Either/Or is a sequel to Batuman's The Idiot, which followed her Turkish-American protagonist, Selin, as she navigated her first year at Harvard and her feelings for the Hungarian student Ivan. Either/Or moves on to Selin's sophomore year, as she ponders over her feelings for Ivan and, more broadly, how she wants to live her life.
Anyone with any negative stereotypes of what Harvard students might be like will have all their worst prejudices confirmed. Selin and her classmates are privileged and pretentious, full of eye-rolling metaphysical philosophy. Their lives are easy, their petty concerns swathed in the language of the academic elite. I believe in the value of a liberal arts education, but Selin is studying Russian literature, for goodness' sake!
And yet I not only enjoyed the book, but I found it immensely resonant.
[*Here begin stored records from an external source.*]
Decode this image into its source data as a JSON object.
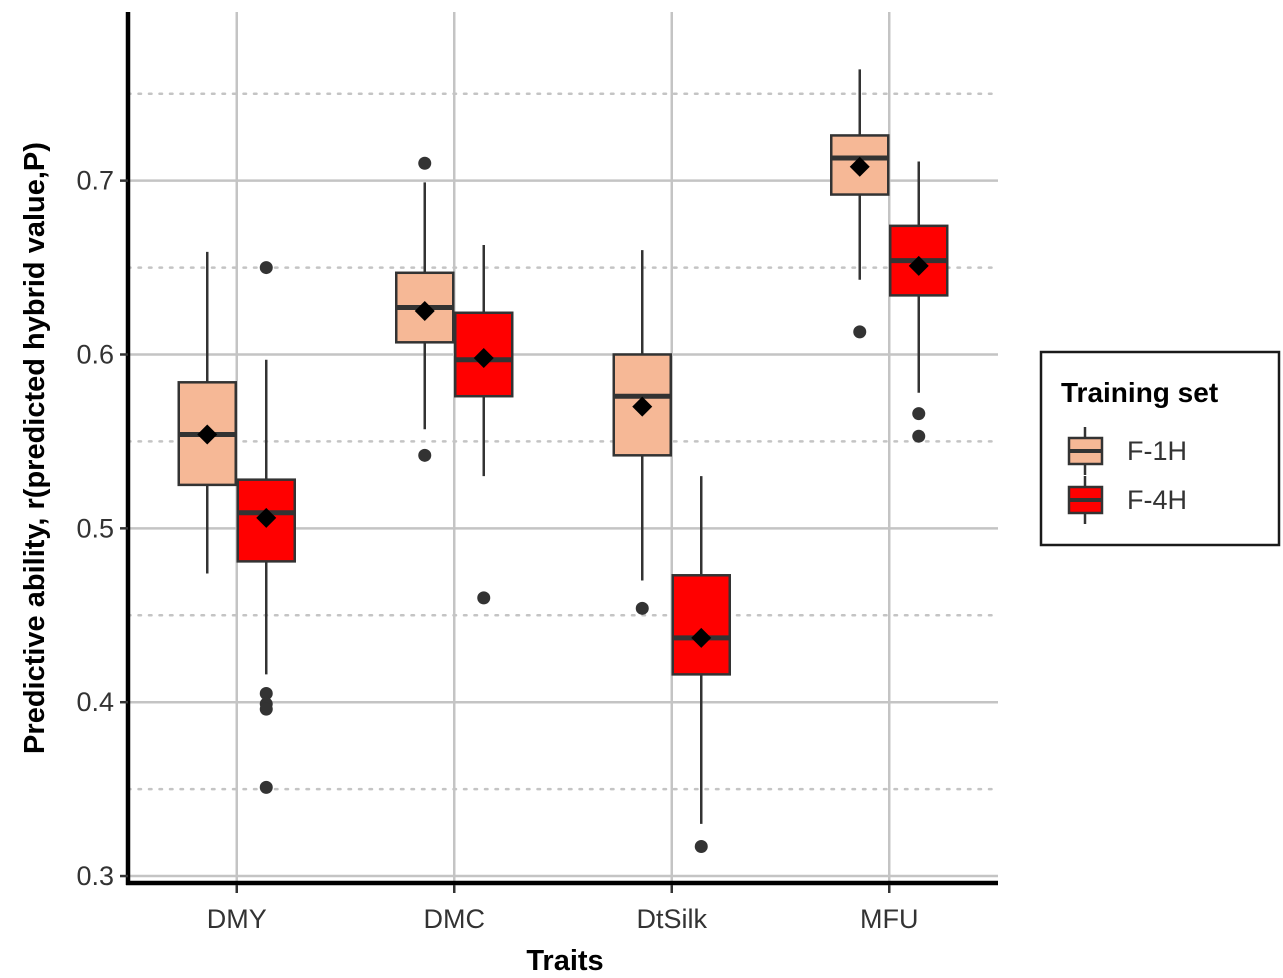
{
  "chart_data": {
    "type": "box",
    "xlabel": "Traits",
    "ylabel": "Predictive ability, r(predicted hybrid value,P)",
    "ylim": [
      0.296,
      0.797
    ],
    "y_major_ticks": [
      0.3,
      0.4,
      0.5,
      0.6,
      0.7
    ],
    "y_major_tick_labels": [
      "0.3",
      "0.4",
      "0.5",
      "0.6",
      "0.7"
    ],
    "y_minor_gridlines": [
      0.35,
      0.45,
      0.55,
      0.65,
      0.75
    ],
    "categories": [
      "DMY",
      "DMC",
      "DtSilk",
      "MFU"
    ],
    "grid": "major solid, minor dotted",
    "legend": {
      "title": "Training set",
      "placement": "right"
    },
    "series": [
      {
        "name": "F-1H",
        "color": "#F6B896",
        "boxes": [
          {
            "whisker_low": 0.474,
            "q1": 0.525,
            "median": 0.554,
            "q3": 0.584,
            "whisker_high": 0.659,
            "mean": 0.554,
            "outliers": []
          },
          {
            "whisker_low": 0.557,
            "q1": 0.607,
            "median": 0.627,
            "q3": 0.647,
            "whisker_high": 0.699,
            "mean": 0.625,
            "outliers": [
              0.71,
              0.542
            ]
          },
          {
            "whisker_low": 0.47,
            "q1": 0.542,
            "median": 0.576,
            "q3": 0.6,
            "whisker_high": 0.66,
            "mean": 0.57,
            "outliers": [
              0.454
            ]
          },
          {
            "whisker_low": 0.643,
            "q1": 0.692,
            "median": 0.713,
            "q3": 0.726,
            "whisker_high": 0.764,
            "mean": 0.708,
            "outliers": [
              0.613
            ]
          }
        ]
      },
      {
        "name": "F-4H",
        "color": "#FF0000",
        "boxes": [
          {
            "whisker_low": 0.416,
            "q1": 0.481,
            "median": 0.509,
            "q3": 0.528,
            "whisker_high": 0.597,
            "mean": 0.506,
            "outliers": [
              0.65,
              0.405,
              0.399,
              0.396,
              0.351
            ]
          },
          {
            "whisker_low": 0.53,
            "q1": 0.576,
            "median": 0.597,
            "q3": 0.624,
            "whisker_high": 0.663,
            "mean": 0.598,
            "outliers": [
              0.46
            ]
          },
          {
            "whisker_low": 0.33,
            "q1": 0.416,
            "median": 0.437,
            "q3": 0.473,
            "whisker_high": 0.53,
            "mean": 0.437,
            "outliers": [
              0.317
            ]
          },
          {
            "whisker_low": 0.578,
            "q1": 0.634,
            "median": 0.654,
            "q3": 0.674,
            "whisker_high": 0.711,
            "mean": 0.651,
            "outliers": [
              0.566,
              0.553
            ]
          }
        ]
      }
    ]
  }
}
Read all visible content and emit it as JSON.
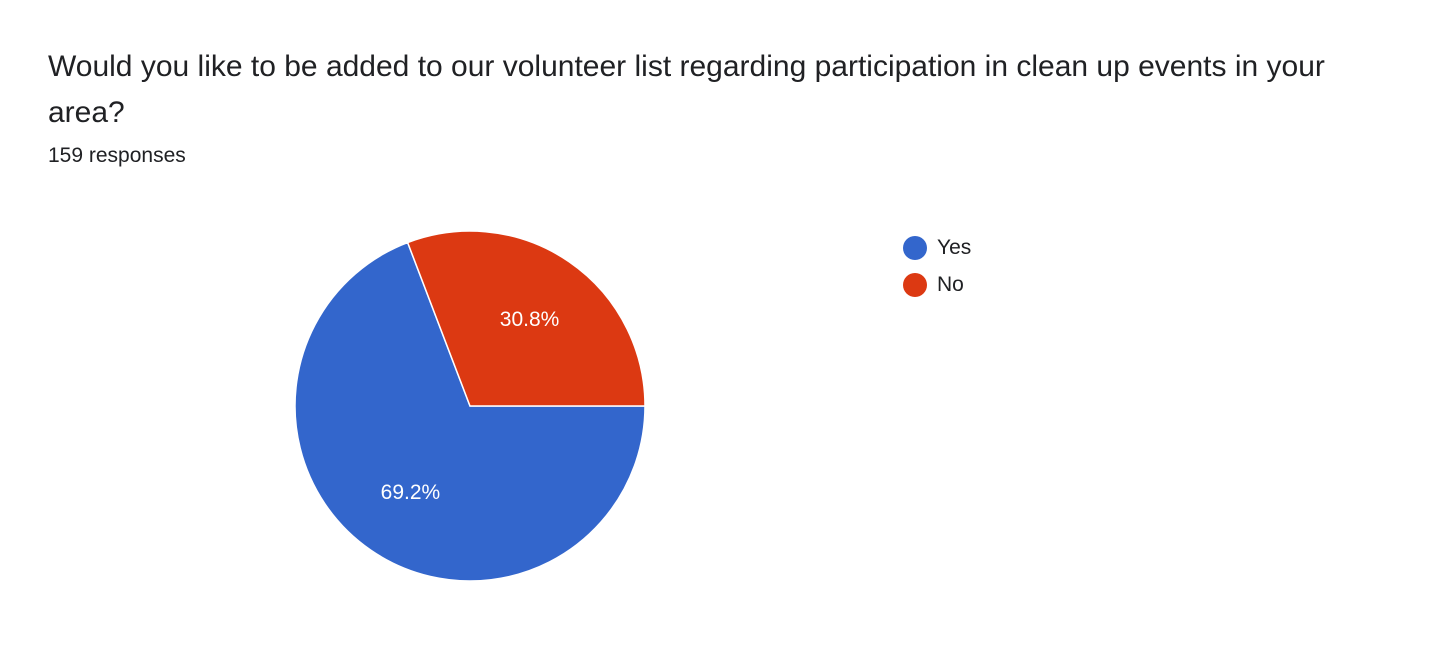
{
  "question": {
    "title": "Would you like to be added to our volunteer list regarding participation in clean up events in your area?",
    "responses": "159 responses"
  },
  "chart_data": {
    "type": "pie",
    "categories": [
      "Yes",
      "No"
    ],
    "values": [
      69.2,
      30.8
    ],
    "labels": [
      "69.2%",
      "30.8%"
    ],
    "colors": [
      "#3366cc",
      "#dc3912"
    ],
    "legend_position": "right"
  }
}
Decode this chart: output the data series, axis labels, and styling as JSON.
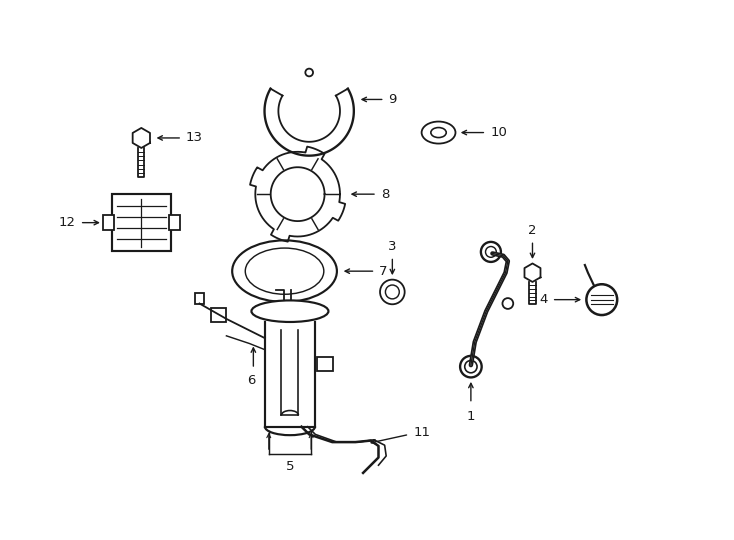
{
  "bg_color": "#ffffff",
  "line_color": "#1a1a1a",
  "fig_width": 7.34,
  "fig_height": 5.4,
  "dpi": 100,
  "label_fontsize": 9.5
}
Partly because I, too, was once a privileged, pretentious, and shallow college student, but also because Selin's questions of a life well-lived matter to us all. Yes, those are questions that can only be considered with the leisure time her social status allows, and her questions don't necessarily lead to real answers or concrete actions, but still we all want to know who we are and who we want to be.
For Selin, this means navigating her complicated feelings about relationships and sex, particularly when it comes to her independence from or subjection to men. Selin feels pressure to subvert some of herself in order to make herself attractive to men, and she's puzzled over her attitudes toward sex after she perfunctorily loses her virginity to a man she barely knows.
In the last part of the novel, Selin travels to her family's home country of Turkey to do research and write for a travel guide. Unlike in America, Selin is hounded by Turkish men eager to sleep with her, and she navigates a series of relationships--some positive, some borderline abusive. When she finally leaves Turkey, she feels freer and more self-reliant than she has the rest of the novel. She makes her own decisions, less weighted by the fixation she's had on various men.
The character arc is interesting in and of itself, but it's Batuman's prose that really gets me. Many of the paragraphs are off-hand observations or questions, or simply documentation of the quirks of life that make a day a day. Selin (and Batuman) are thoughtful and keen observers, the kind of people you want to engage in conversation with. I'd happily follow her even if she just sat in her dorm room reading the whole year.